Photo: Offbeet Productions.
Paola Zamudio of npz studio+ wanted to elevate the arts to new heights in celebration of the iconic Bell Works to honor the building’s rich history of innovation, so as the Lead Designer and Creative Director of Bell Works, she brought on friend and New York-based artist Sebastien Courty for an unforgettable project. Amazed by the building’s grandeur and stylistic architecture, they were soon commissioned thereafter by Ralph Zucker, in honor of Jozef and Jonathan Straus, to create The Fabric of Bell, a subcollection from the in-house art collection of Totem, A Wall’s Jewelry.
Inspired and commemorating the historic original Bell Lab, which was previously a research facility and awarded eight Nobel prizes during its tenure, the project was an innate expression and tribute to Eero Saarinen, the architect of the lavish Bell Works building.
Photo: Sebastien Courty
Upon setting foot inside Bell Works, I was immediately struck by the profound need to pay homage to its storied history,” Paola Zamudio expressed about the artwork. “My collaboration with Sebastien Courty on ‘The Fabric of Bell’ allowed me to translate this vision into a creative reality. Together, we honor the rich past of Bell Laboratories while keeping a vigilant eye on its promising future, all through the lens of my retro-futuristic design philosophy. Drawing inspiration from the Bauhaus art movement and Saarinen’s architectural genius, Sebastien masterfully utilized the very fibers, cables, and artifacts discovered within Bell Labs to give life to ‘The Fabric of Bell.’

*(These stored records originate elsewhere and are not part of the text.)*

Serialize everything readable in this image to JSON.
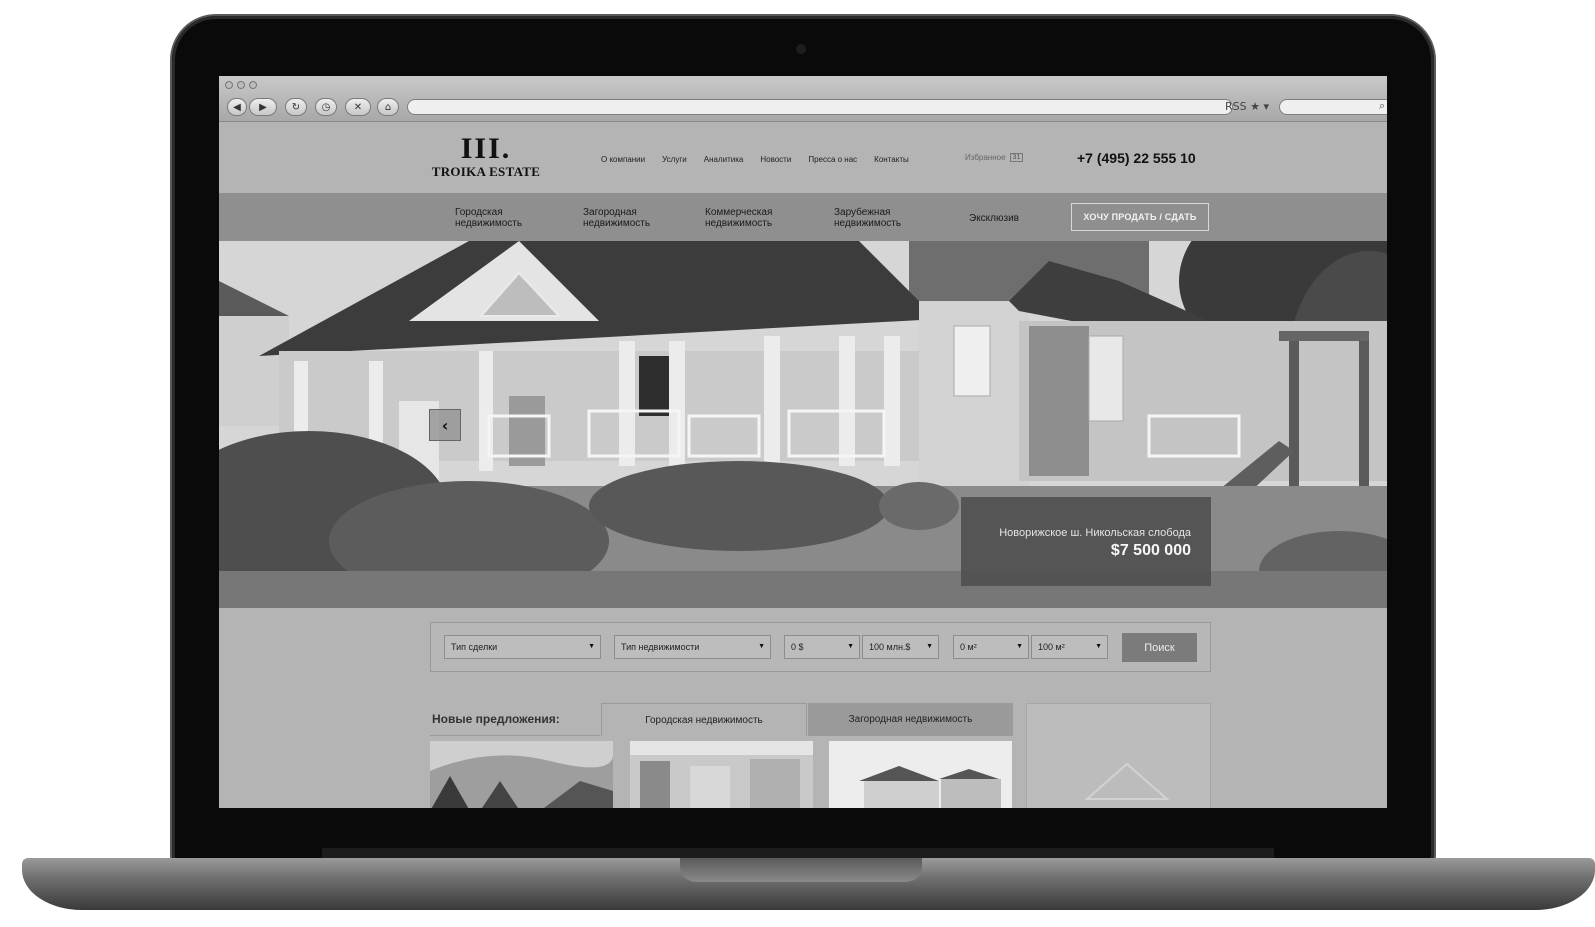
{
  "browser": {
    "nav_buttons": [
      "◀",
      "▶",
      "↻",
      "◷",
      "✕",
      "⌂"
    ],
    "url_icons": "RSS ★ ▾",
    "search_icon": "⌕"
  },
  "header": {
    "logo_mark": "III.",
    "logo_text": "TROIKA ESTATE",
    "nav": [
      "О компании",
      "Услуги",
      "Аналитика",
      "Новости",
      "Пресса о нас",
      "Контакты"
    ],
    "favorites_label": "Избранное",
    "favorites_count": "31",
    "phone": "+7 (495) 22 555 10"
  },
  "categories": {
    "items": [
      {
        "line1": "Городская",
        "line2": "недвижимость"
      },
      {
        "line1": "Загородная",
        "line2": "недвижимость"
      },
      {
        "line1": "Коммерческая",
        "line2": "недвижимость"
      },
      {
        "line1": "Зарубежная",
        "line2": "недвижимость"
      },
      {
        "line1": "Эксклюзив",
        "line2": ""
      }
    ],
    "sell_button": "ХОЧУ ПРОДАТЬ / СДАТЬ"
  },
  "hero": {
    "prev_arrow": "‹",
    "address": "Новорижское ш. Никольская слобода",
    "price": "$7 500 000"
  },
  "search": {
    "deal_type": "Тип сделки",
    "property_type": "Тип недвижимости",
    "price_from": "0 $",
    "price_to": "100 млн.$",
    "area_from": "0 м²",
    "area_to": "100 м²",
    "dropdown_arrow": "▼",
    "button": "Поиск"
  },
  "listings": {
    "title": "Новые предложения:",
    "tabs": [
      "Городская недвижимость",
      "Загородная недвижимость"
    ]
  },
  "colors": {
    "site_bg": "#b4b4b4",
    "category_bar": "#8f8f8f",
    "caption_bg": "#505050",
    "search_button": "#7b7b7b"
  }
}
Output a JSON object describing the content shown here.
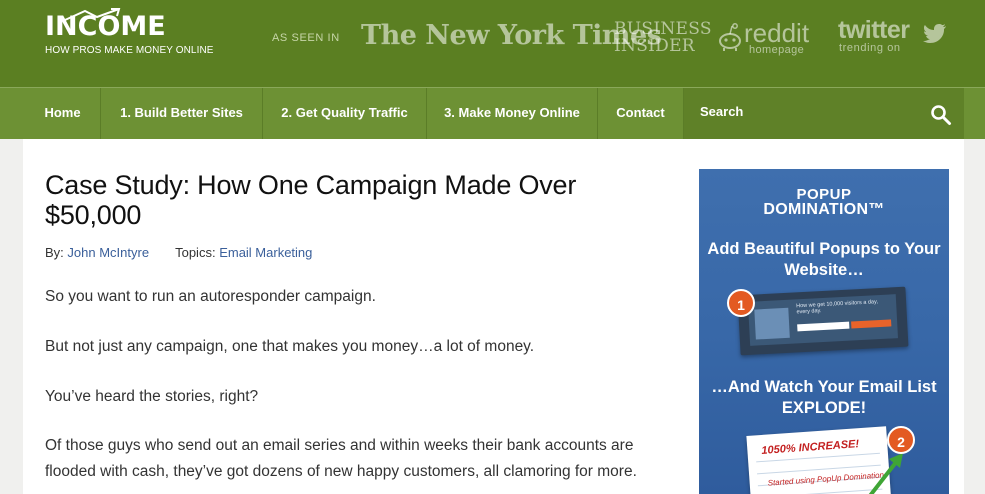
{
  "header": {
    "logo_text": "INCOME",
    "logo_tagline": "HOW PROS MAKE MONEY ONLINE",
    "as_seen_in": "AS SEEN IN",
    "press": {
      "nyt": "The New York Times",
      "bi_line1": "BUSINESS",
      "bi_line2": "INSIDER",
      "reddit_word": "reddit",
      "reddit_sub": "homepage",
      "twitter_word": "twitter",
      "twitter_sub": "trending on"
    }
  },
  "nav": {
    "items": [
      {
        "label": "Home"
      },
      {
        "label": "1. Build Better Sites"
      },
      {
        "label": "2. Get Quality Traffic"
      },
      {
        "label": "3. Make Money Online"
      },
      {
        "label": "Contact"
      }
    ],
    "search_placeholder": "Search"
  },
  "article": {
    "title": "Case Study: How One Campaign Made Over $50,000",
    "by_label": "By:",
    "author": "John McIntyre",
    "topics_label": "Topics:",
    "topic": "Email Marketing",
    "paragraphs": [
      "So you want to run an autoresponder campaign.",
      "But not just any campaign, one that makes you money…a lot of money.",
      "You’ve heard the stories, right?",
      "Of those guys who send out an email series and within weeks their bank accounts are flooded with cash, they’ve got dozens of new happy customers, all clamoring for more."
    ]
  },
  "ad": {
    "brand_top": "POPUP",
    "brand_main": "DOMINATION™",
    "headline1": "Add Beautiful Popups to Your Website…",
    "headline2": "…And Watch Your Email List EXPLODE!",
    "shot_text": "How we get 10,000 visitors a day, every day.",
    "badge1": "1",
    "badge2": "2",
    "increase": "1050% INCREASE!",
    "started": "Started using PopUp Domination"
  },
  "colors": {
    "header_bg": "#5b7f22",
    "nav_bg": "#6d9134",
    "link": "#3a5f9a",
    "ad_bg": "#3868a8",
    "badge": "#e35a22"
  }
}
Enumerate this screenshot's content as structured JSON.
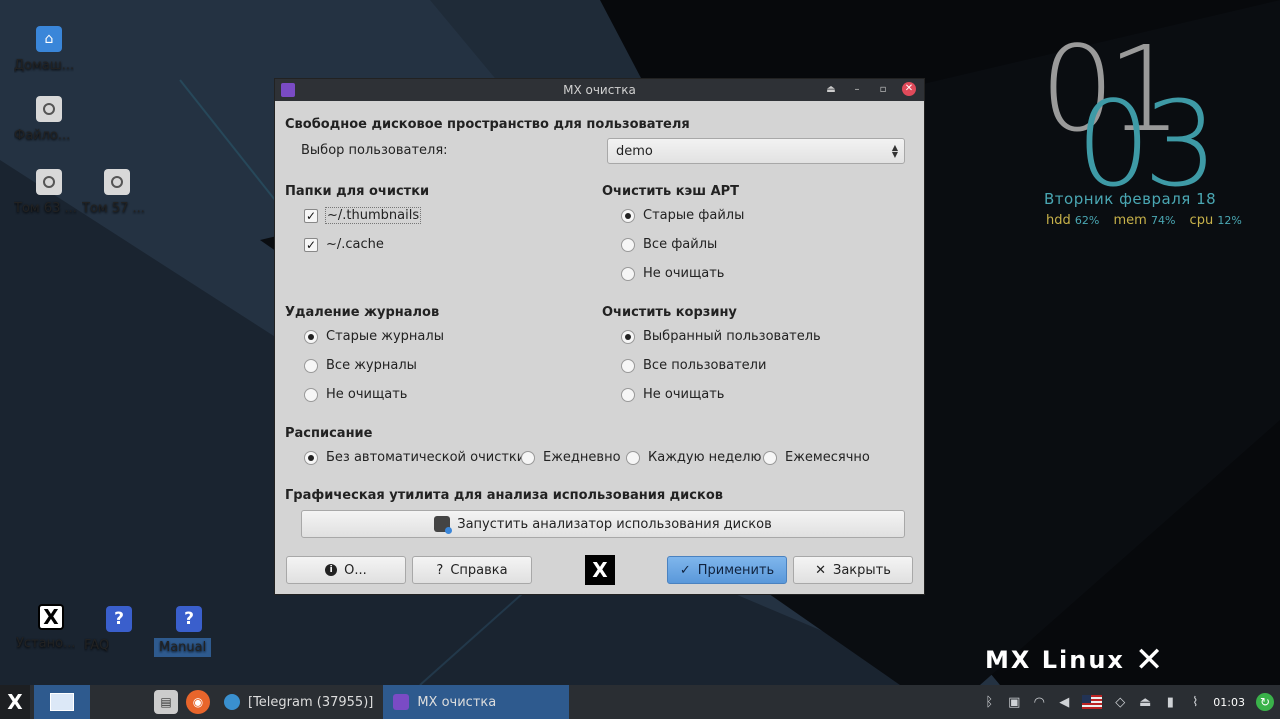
{
  "desktop": {
    "icons": [
      {
        "label": "Домаш...",
        "icon": "home-folder-icon"
      },
      {
        "label": "Файло...",
        "icon": "filesystem-icon"
      },
      {
        "label": "Том 63 ...",
        "icon": "drive-icon"
      },
      {
        "label": "Том 57 ...",
        "icon": "drive-icon"
      },
      {
        "label": "Устано...",
        "icon": "mx-installer-icon"
      },
      {
        "label": "FAQ",
        "icon": "help-icon"
      },
      {
        "label": "Manual",
        "icon": "help-icon"
      }
    ],
    "conky": {
      "hour": "01",
      "minute": "03",
      "date": "Вторник  февраля 18",
      "hdd_label": "hdd",
      "hdd_value": "62%",
      "mem_label": "mem",
      "mem_value": "74%",
      "cpu_label": "cpu",
      "cpu_value": "12%"
    },
    "logo_text": "MX Linux"
  },
  "dialog": {
    "title": "MX очистка",
    "section_free_space": "Свободное дисковое пространство для пользователя",
    "user_select_label": "Выбор пользователя:",
    "user_select_value": "demo",
    "section_folders": "Папки для очистки",
    "folders": [
      {
        "label": "~/.thumbnails",
        "checked": true
      },
      {
        "label": "~/.cache",
        "checked": true
      }
    ],
    "section_apt": "Очистить кэш APT",
    "apt_options": [
      "Старые файлы",
      "Все файлы",
      "Не очищать"
    ],
    "apt_selected": 0,
    "section_logs": "Удаление журналов",
    "log_options": [
      "Старые журналы",
      "Все журналы",
      "Не очищать"
    ],
    "log_selected": 0,
    "section_trash": "Очистить корзину",
    "trash_options": [
      "Выбранный пользователь",
      "Все пользователи",
      "Не очищать"
    ],
    "trash_selected": 0,
    "section_schedule": "Расписание",
    "schedule_options": [
      "Без автоматической очистки",
      "Ежедневно",
      "Каждую неделю",
      "Ежемесячно"
    ],
    "schedule_selected": 0,
    "section_disk_tool": "Графическая утилита для анализа использования дисков",
    "disk_analyzer_button": "Запустить анализатор использования дисков",
    "about_button": "О...",
    "help_button": "Справка",
    "apply_button": "Применить",
    "close_button": "Закрыть"
  },
  "taskbar": {
    "tasks": [
      {
        "label": "[Telegram (37955)]",
        "active": false
      },
      {
        "label": "MX очистка",
        "active": true
      }
    ],
    "clock": "01:03"
  }
}
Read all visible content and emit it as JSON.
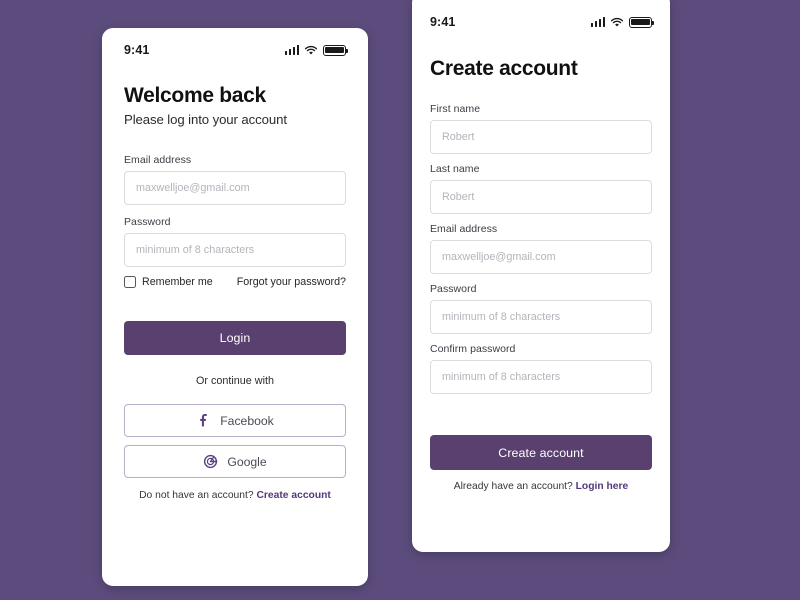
{
  "theme": {
    "background": "#5c4c7d",
    "primary": "#59406f",
    "link": "#54397a",
    "border": "#dcdcdf",
    "social_border": "#b9aec9",
    "placeholder": "#b4b4bb"
  },
  "login_screen": {
    "status_bar": {
      "time": "9:41",
      "icons": [
        "signal-icon",
        "wifi-icon",
        "battery-icon"
      ]
    },
    "title": "Welcome back",
    "subtitle": "Please log into your account",
    "fields": [
      {
        "label": "Email address",
        "placeholder": "maxwelljoe@gmail.com",
        "value": "",
        "type": "email"
      },
      {
        "label": "Password",
        "placeholder": "minimum of 8 characters",
        "value": "",
        "type": "password"
      }
    ],
    "remember_label": "Remember me",
    "remember_checked": false,
    "forgot_label": "Forgot your password?",
    "submit_label": "Login",
    "divider_label": "Or continue with",
    "social_buttons": [
      {
        "label": "Facebook",
        "icon": "facebook-icon"
      },
      {
        "label": "Google",
        "icon": "google-icon"
      }
    ],
    "footer_prefix": "Do not have an account? ",
    "footer_link": "Create account"
  },
  "signup_screen": {
    "status_bar": {
      "time": "9:41",
      "icons": [
        "signal-icon",
        "wifi-icon",
        "battery-icon"
      ]
    },
    "title": "Create account",
    "fields": [
      {
        "label": "First name",
        "placeholder": "Robert",
        "value": "",
        "type": "text"
      },
      {
        "label": "Last name",
        "placeholder": "Robert",
        "value": "",
        "type": "text"
      },
      {
        "label": "Email address",
        "placeholder": "maxwelljoe@gmail.com",
        "value": "",
        "type": "email"
      },
      {
        "label": "Password",
        "placeholder": "minimum of 8 characters",
        "value": "",
        "type": "password"
      },
      {
        "label": "Confirm password",
        "placeholder": "minimum of 8 characters",
        "value": "",
        "type": "password"
      }
    ],
    "submit_label": "Create account",
    "footer_prefix": "Already have an account? ",
    "footer_link": "Login here"
  }
}
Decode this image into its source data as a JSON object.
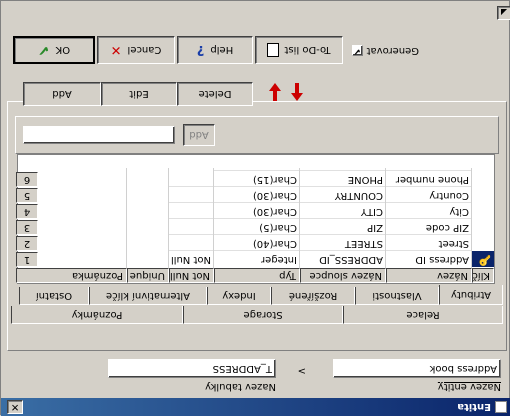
{
  "window": {
    "title": "Entita"
  },
  "entity": {
    "label": "Nazev entity",
    "value": "Address book"
  },
  "table": {
    "label": "Nazev tabulky",
    "value": "T_ADDRESS"
  },
  "arrow_glyph": ">",
  "tabs_row1": [
    "Relace",
    "Storage",
    "Poznámky"
  ],
  "tabs_row2": [
    "Atributy",
    "Vlastnosti",
    "Rozšířené",
    "Indexy",
    "Alternativní klíče",
    "Ostatní"
  ],
  "grid": {
    "headers": [
      "Klíč",
      "Název",
      "Název sloupce",
      "Typ",
      "Not Null",
      "Unique",
      "Poznámka"
    ],
    "rows": [
      {
        "num": "1",
        "key": true,
        "name": "Address ID",
        "column": "ADDRESS_ID",
        "type": "Integer",
        "notnull": "Not Null"
      },
      {
        "num": "2",
        "key": false,
        "name": "Street",
        "column": "STREET",
        "type": "Char(40)",
        "notnull": ""
      },
      {
        "num": "3",
        "key": false,
        "name": "ZIP code",
        "column": "ZIP",
        "type": "Char(5)",
        "notnull": ""
      },
      {
        "num": "4",
        "key": false,
        "name": "City",
        "column": "CITY",
        "type": "Char(30)",
        "notnull": ""
      },
      {
        "num": "5",
        "key": false,
        "name": "Country",
        "column": "COUNTRY",
        "type": "Char(30)",
        "notnull": ""
      },
      {
        "num": "6",
        "key": false,
        "name": "Phone number",
        "column": "PHONE",
        "type": "Char(15)",
        "notnull": ""
      }
    ]
  },
  "add_small": {
    "label": "Add",
    "value": ""
  },
  "grid_buttons": {
    "add": "Add",
    "edit": "Edit",
    "delete": "Delete"
  },
  "bottom_buttons": {
    "ok": "OK",
    "cancel": "Cancel",
    "help": "Help",
    "todo": "To-Do list"
  },
  "generate": {
    "label": "Generovat",
    "checked": true
  },
  "colors": {
    "title": "#0a246a",
    "accent_red": "#cc0000",
    "ok_green": "#2a8a2a",
    "key_yellow": "#e8c400"
  }
}
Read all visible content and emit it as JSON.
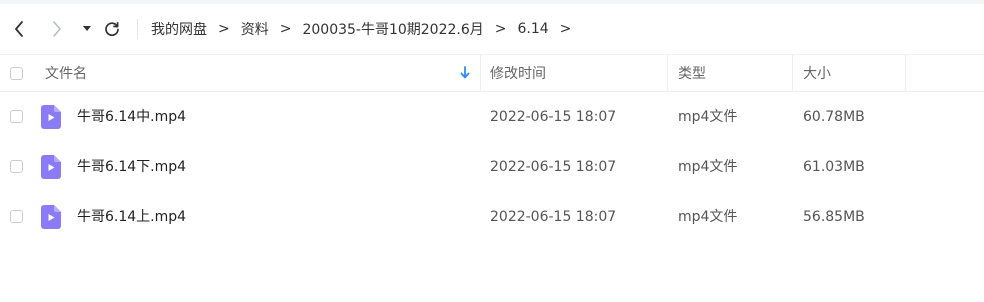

Situated at the heart of the building in the atrium, a bustling hub for tenants and visitors alike, ‘The Fabric of Bell’ collection stands as a remarkable testament to Bell Works’ commitment to sustainability and environmental responsibility. This extraordinary artwork is crafted from 95 percent recycled cables sourced directly from the original Bell Labs.
From the substantial copper cables to the more slender aluminum ones, showcasing an array of widths and vibrant bursts of color including yellow, red, orange, blue, green, purple, and brown, the cables were meticulously cut, repurposed, and transformed into smaller yarns. These smaller strands were painstakingly handwoven on individual panels using a 36-inch floor loom and later stretched across eight wooden boards. To ensure their lasting preservation, each panel was meticulously coated with a clear crystal resin layer.
The art’s intricate design beautifully encapsulates the intricate and interconnected systems of technology and communication that have been at the core of this remarkable building throughout its history.
Photo: Sebastien Courty
The inspiration for the artwork stemmed from the site’s illustrious history as a hub of innovation and experimentation in the realms of science and technology, the iconic architectural brilliance of Eero Saarinen, and the influential Bauhaus Movement.
Sebastien Courty, the creative force behind the artistic creation, marveled at the thought that the very cables he worked with had once served as conduits for vital, and likely confidential, information during the operational period of Bell Labs. In reverence to the hallowed research facility, which had garnered an impressive eight Nobel Prizes, ‘The Fabric of Bell’ was meticulously crafted to seamlessly harmonize with the iconic Eero Saarinen architecture.
About npz studio+:
Originally established as an interior design studio in 2014 by Paola Zamudio, npz studio+ has evolved into a comprehensive creative agency. It engages in various creative disciplines, including creative direction, branding, art direction, graphic design, social media, and event planning.
About Sebastien Courty:
Originally hailing from France, Sebastien Courty grew up in a family deeply rooted in the craft of ceramics and artisans from Portugal. His early fascination with jewelry making ultimately led him to pursue his passion in Paris, where he attended “The National Art School” and blossomed into a multidisciplinary artist. It was during an exhibition featuring the works of “EL ANATSU” on contemporary African Textile that he discovered the vast potential of “textile art.” Courty soon made his way to the United States and enrolled in the “Fashion Institute of Technology,” focusing on textile and surface design.
Since his relocation to New York City in 2012, Courty has become renowned for his innovative approach, which involves combining unexpected elements to transform the overlooked into something remarkably beautiful and extraordinary.